The most common form of tendonitis in football is Achilles tendonitis, though it can develop in other regions of the body, such as the elbow. Tendonitis typically results in stiffness, aches, and painful movement. Depending on the severity level, tendonitis can keep a player out of action for some time.
Sometimes tendonitis can develop into a more significant injury like a tendon tear or rupture. For example, a common injury in football is an Achilles rupture.
Sprains, Strains, Aches, & Pains
This category of injury, though less severe, is the most common occurrence in all sports, not just exclusive to football. This is because the sport requires such physical demand that the body is put under a lot of stress.

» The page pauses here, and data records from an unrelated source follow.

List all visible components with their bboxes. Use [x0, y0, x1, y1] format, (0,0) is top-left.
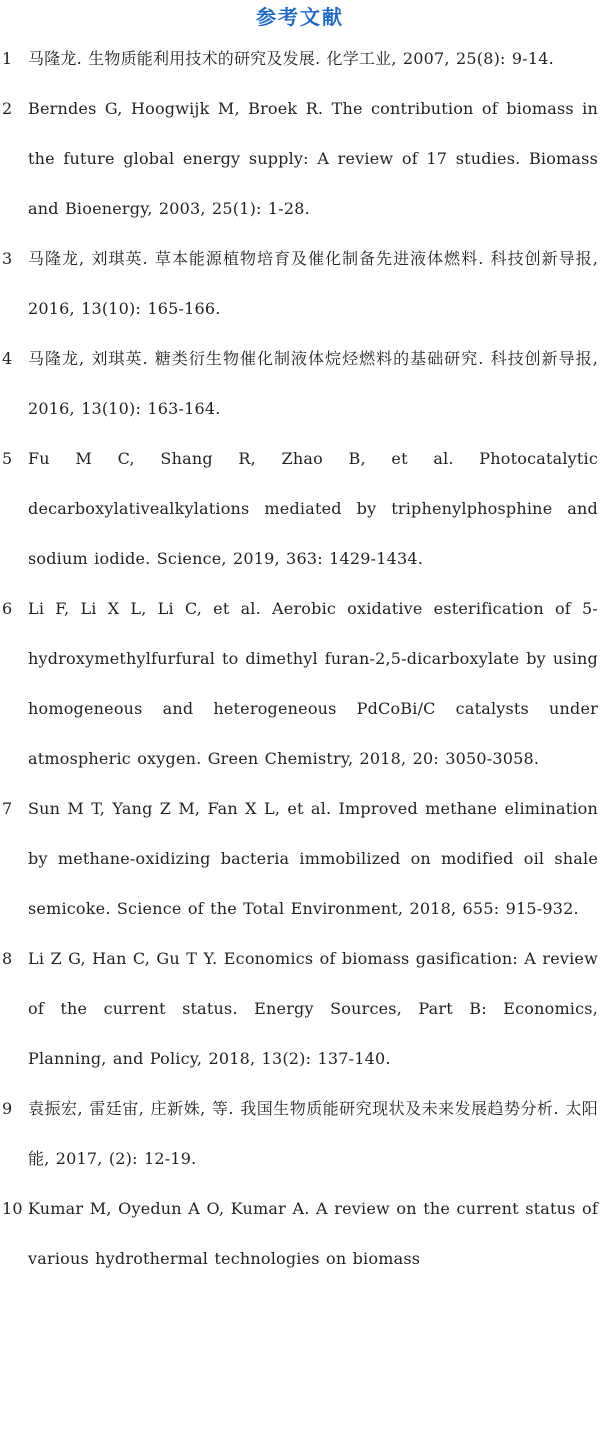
reference-text: 马隆龙, 刘琪英. 糖类衍生物催化制液体烷烃燃料的基础研究. 科技创新导报, 2016, 13(10): 163-164.: [28, 349, 598, 418]
reference-number: 2: [2, 99, 13, 118]
reference-text: 马隆龙. 生物质能利用技术的研究及发展. 化学工业, 2007, 25(8): 9-14.: [28, 49, 554, 68]
reference-number: 5: [2, 449, 13, 468]
reference-item: [2, 334, 598, 434]
reference-text: Li F, Li X L, Li C, et al. Aerobic oxidative esterification of 5-hydroxymethylfurfural to dimethyl furan-2,5-dicarboxylate by using homogeneous and heterogeneous PdCoBi/C catalysts under atmospheric oxygen. Green Chemistry, 2018, 20: 3050-3058.: [28, 599, 598, 768]
reference-item: [2, 84, 598, 234]
reference-item: [2, 1084, 598, 1184]
reference-text: Berndes G, Hoogwijk M, Broek R. The contribution of biomass in the future global energy supply: A review of 17 studies. Biomass and Bioenergy, 2003, 25(1): 1-28.: [28, 99, 598, 218]
reference-number: 10: [2, 1199, 23, 1218]
reference-number: 4: [2, 349, 13, 368]
reference-number: 9: [2, 1099, 13, 1118]
reference-text: 袁振宏, 雷廷宙, 庄新姝, 等. 我国生物质能研究现状及未来发展趋势分析. 太阳能, 2017, (2): 12-19.: [28, 1099, 598, 1168]
reference-number: 3: [2, 249, 13, 268]
reference-item: [2, 934, 598, 1084]
reference-item: [2, 34, 598, 84]
references-heading: 参考文献: [256, 5, 344, 29]
reference-text: Li Z G, Han C, Gu T Y. Economics of biomass gasification: A review of the current status. Energy Sources, Part B: Economics, Planning, and Policy, 2018, 13(2): 137-140.: [28, 949, 598, 1068]
reference-item: [2, 584, 598, 784]
reference-number: 8: [2, 949, 13, 968]
reference-item: [2, 434, 598, 584]
reference-number: 1: [2, 49, 13, 68]
reference-text: Fu M C, Shang R, Zhao B, et al. Photocatalytic decarboxylativealkylations mediated by triphenylphosphine and sodium iodide. Science, 2019, 363: 1429-1434.: [28, 449, 598, 568]
reference-list: [2, 34, 598, 1284]
reference-text: Kumar M, Oyedun A O, Kumar A. A review on the current status of various hydrothermal technologies on biomass: [28, 1199, 598, 1268]
reference-text: Sun M T, Yang Z M, Fan X L, et al. Improved methane elimination by methane-oxidizing bacteria immobilized on modified oil shale semicoke. Science of the Total Environment, 2018, 655: 915-932.: [28, 799, 598, 918]
reference-text: 马隆龙, 刘琪英. 草本能源植物培育及催化制备先进液体燃料. 科技创新导报, 2016, 13(10): 165-166.: [28, 249, 598, 318]
reference-number: 6: [2, 599, 13, 618]
reference-item: [2, 234, 598, 334]
reference-item: [2, 1184, 598, 1284]
reference-item: [2, 784, 598, 934]
reference-number: 7: [2, 799, 13, 818]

It’s almost inevitable then, depending on the frequency, intensity, and level of play, that these minor impairments will occur over time.
Injuries such as ankle sprains, rotator cuff strains, hamstring strains, and lower back strains are all very common in football. The good news is that these types of minor injuries can often be prevented.
If a carefree attitude is maintained towards preventative behavior, these injuries can lead to a much more severe problem, such as a tear, rupture, or fractured bone.
Injury Prevention Tips for Football Players
Prevention is the best medicine for any disease, condition, illness, or injury. Luckily, many football-related injuries, and sports-related injuries in general, can be prevented.
In fact, According to the U.S. Consumer Product Safety Commission, more than 920,000 under the age of 18 were treated in medical clinics for football-related injuries, most of which could have been prevented. It is also true that unavoidable accidental injuries occur with any sport, even with the best preventative measures.
The following are the most common and effective preventative measures athletes can take to prevent, or at the very least, reduce the risk of such injuries occurring:
- Adequate Hydration
- Avoiding overtraining
- Implementing a warm-up and cooldown regimen, both during games, training sessions, practices, and workouts
- Performing adaptive strength training exercises
- Following prehab protocols (i.e., preventative rehabilitation exercises)
- Learning proper tackling techniques
- Ensuring that your equipment fits properly
- Having regular check-ups with your doctor, physiotherapist, and trainer
The most common ways for injuries to occur outside of accidental happenings or traumatic impacts are a lack of hydration, tightness & stiffness due to lack of stretching, overtraining, and taking part in activity when you’re not properly warmed up.
All of the above are surefire ways to increase your risk of injury. Combatting them is the recipe for prevention.
The speed at which one tends to an injury has a direct correlation to the quality and speed of healing. In contrast, ignoring symptoms, especially of injuries such as concussions, can lead to severe complications.
One of the most important things is to seek timely care. If symptoms of an injury persist, additional medical attention should be obtained.
Following preventative tips, as discussed, can significantly reduce the risk of football-related injuries for the athlete.